So auch legen sie ihre Hände darauf, Ihre Handflächen berühren Ihre Oberschenkel.

Sie werden nun ruhig, lassen los und atmen, langsam und entspannt.

Achten Sie auf Ihren ruhigen Atem.

Kühlend fließt die Luft beim Einatmen in ihre Nasenflügel ein. Ganz leicht erwärmt strömt sie dort auch wieder aus.

Gedanken kommen – und entfernen sich wieder, mit jedem Ausatmen.

Sie lassen immer weiter los, fühlen der Schwere ihrer Glieder nach.

Ihre Schultern, Hände und Arme sind ganz entspannt und werden in Ihrer Vorstellung langsam schwer und warm.

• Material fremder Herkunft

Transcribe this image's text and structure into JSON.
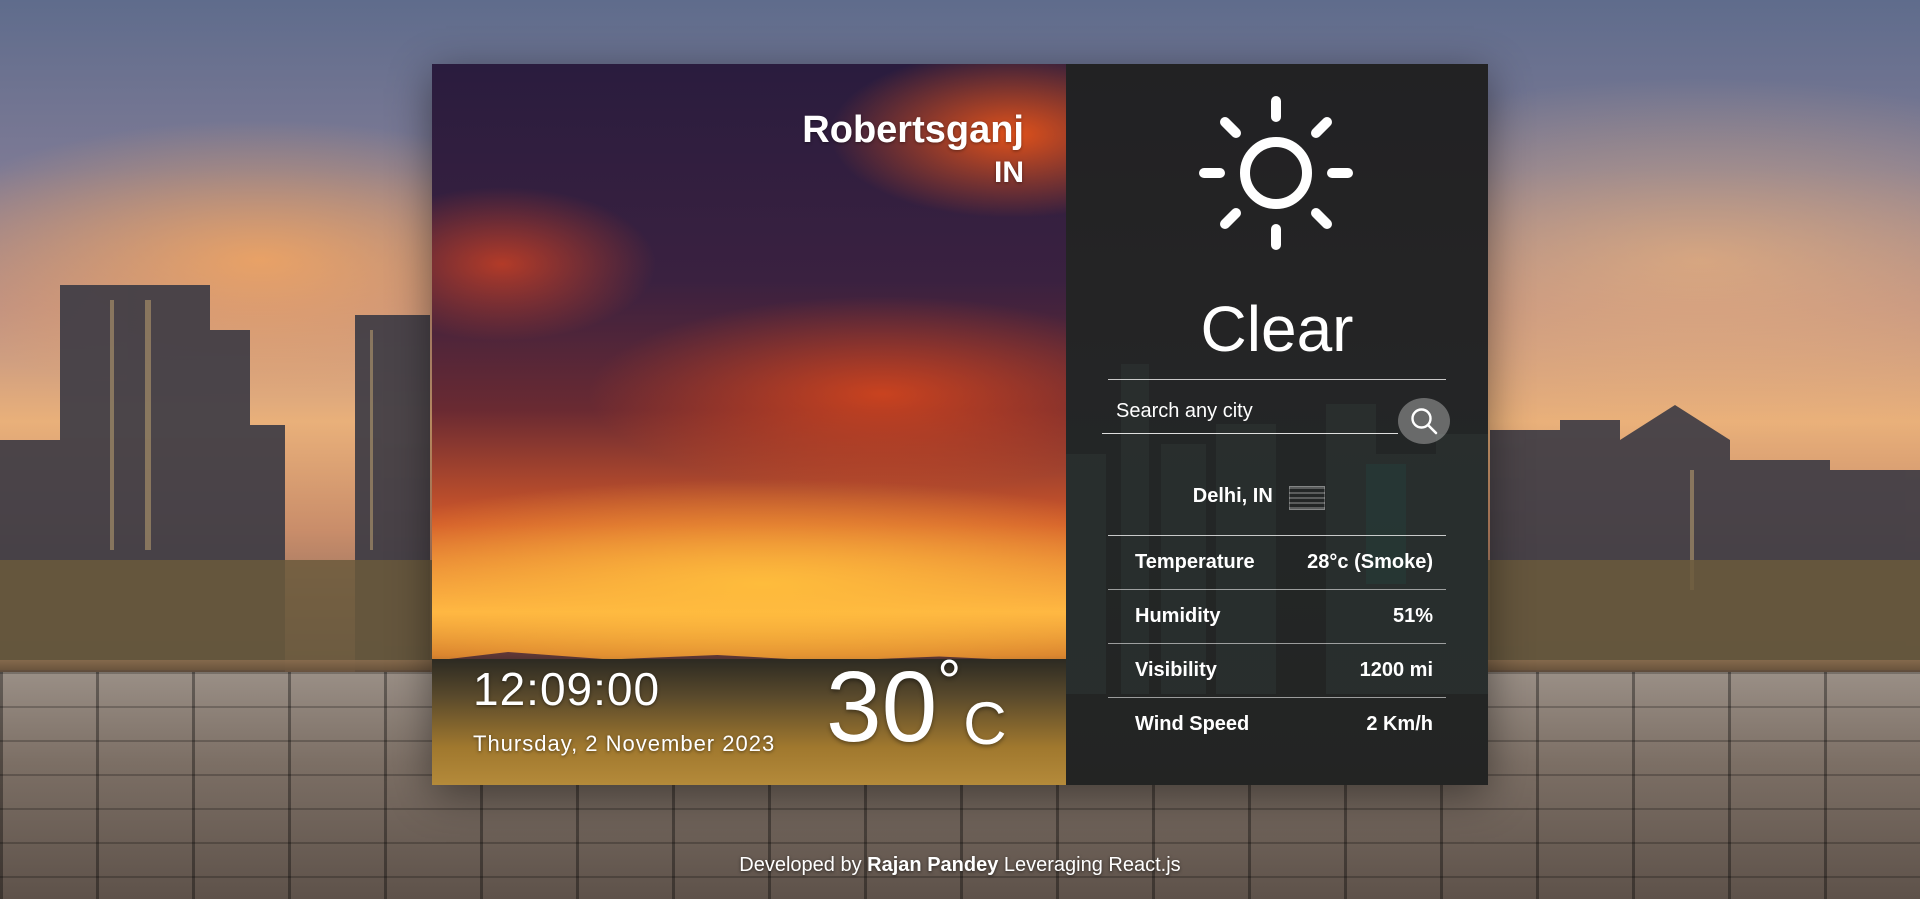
{
  "location": {
    "city": "Robertsganj",
    "country": "IN"
  },
  "clock": {
    "time": "12:09:00",
    "date": "Thursday, 2 November 2023"
  },
  "temperature": {
    "value": "30",
    "degree": "°",
    "unit": "C"
  },
  "weather": {
    "condition": "Clear",
    "icon": "sun-icon"
  },
  "search": {
    "placeholder": "Search any city",
    "icon": "search-icon"
  },
  "result": {
    "city": "Delhi, IN"
  },
  "stats": [
    {
      "label": "Temperature",
      "value": "28°c (Smoke)"
    },
    {
      "label": "Humidity",
      "value": "51%"
    },
    {
      "label": "Visibility",
      "value": "1200 mi"
    },
    {
      "label": "Wind Speed",
      "value": "2 Km/h"
    }
  ],
  "footer": {
    "prefix": "Developed by",
    "author": "Rajan Pandey",
    "suffix": "Leveraging React.js"
  }
}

Auch Ihre Hüfte, Beine und Füße sind ganz entspannt und werden in Ihrer Vorstellung langsam schwer und warm.

Ihr ganzer Körper entspannt sich immer weiter.

Aufsteigende Gefühle atmen Sie langsam aus.

Ihre Gedanken kommen – und entfernen sich wieder, mit jedem Ausatmen.

Atmen Sie weiter, ein und aus.

Und nun, ganz ruhig: Öffnen Sie wieder Ihre Augen und schauen kurz um sich.

Sicher sinnvoll, diese ganz einfach beschriebene Meditationsübung auch tatsächlich mehr als nur diesmal zu üben.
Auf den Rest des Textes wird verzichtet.